Rep. Greg Wren, president of the National Coalition of Insurance Legislators (NCOIL), told Insurance Business the FIO report’s proposed areas of oversight for independents—including passage and “monitoring” of the National Association of Registered Agents and Brokers (NARAB)—came as something of a shock.

“To me, it was somewhat unexpected. The FIO has now decided to swallow the entire elephant—not just parts of it,” Wren said. “That was a large gulp, including the NARAB piece. The elephant is kind of stuck in the neck of the python and all of us will have to get in there and try to wedge its way out.”

Wren added that he expected “an awakening of 50-plus sleeping giants in the form of consumers, companies, agents and brokers” on the issue, expressing frustration that states were never “asked [their] thoughts on Dodd-Frank, yet [they’ve] been having to live in that network.”

That state versus federal mentality—including its purview over independents—is something FIO Director Michael McRaith tried to dispel in the House meeting Tuesday.

While refusing to take a position on the McCarran-Ferguson Act, which delegates insurance regulation to states, he said administrators now need to “move away” from the state versus federal argument. Instead, McRaith wants to see a hybrid model of regulation in which both state and the federal governments play a role in overseeing key players in the industry.

If all the report’s recommendations for independents are enacted, insurance law expert Michael Nelson believes producer sales of personal insurance lines could be in danger.
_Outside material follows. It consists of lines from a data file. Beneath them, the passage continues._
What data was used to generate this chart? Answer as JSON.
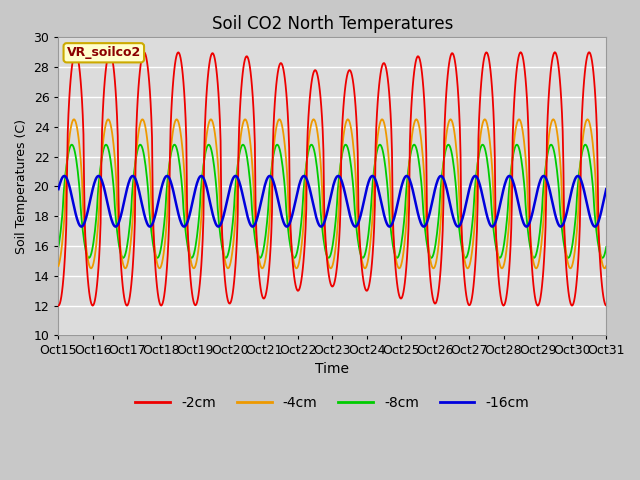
{
  "title": "Soil CO2 North Temperatures",
  "xlabel": "Time",
  "ylabel": "Soil Temperatures (C)",
  "ylim": [
    10,
    30
  ],
  "fig_facecolor": "#c8c8c8",
  "ax_facecolor": "#dcdcdc",
  "annotation_text": "VR_soilco2",
  "annotation_color": "#8B0000",
  "annotation_bg": "#ffffcc",
  "annotation_border": "#ccaa00",
  "xtick_labels": [
    "Oct 15",
    "Oct 16",
    "Oct 17",
    "Oct 18",
    "Oct 19",
    "Oct 20",
    "Oct 21",
    "Oct 22",
    "Oct 23",
    "Oct 24",
    "Oct 25",
    "Oct 26",
    "Oct 27",
    "Oct 28",
    "Oct 29",
    "Oct 30",
    "Oct 31"
  ],
  "series": {
    "-2cm": {
      "color": "#ee0000",
      "lw": 1.3
    },
    "-4cm": {
      "color": "#ee9900",
      "lw": 1.3
    },
    "-8cm": {
      "color": "#00cc00",
      "lw": 1.3
    },
    "-16cm": {
      "color": "#0000dd",
      "lw": 1.8
    }
  },
  "legend_labels": [
    "-2cm",
    "-4cm",
    "-8cm",
    "-16cm"
  ],
  "legend_colors": [
    "#ee0000",
    "#ee9900",
    "#00cc00",
    "#0000dd"
  ]
}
“I think what will be particularly interesting to agents and brokers is recommendation six [which says the FIO will work with state regulators to ‘maximize the number of insurers offering personal lines products’], as it concerns rate-making for personal lines,” Nelson, chairman of Nelson, Levine de Luca & Hamilton said. “I think that’s a subtle opening for more uniformity on personal lines from state-to-state as opposed to very different approaches to personal lines insurance as it exists right now.”

Nelso added that “as personal lines products become more uniform, it might be something agents would be uncomfortable about…It would make them less integral in the buying process.”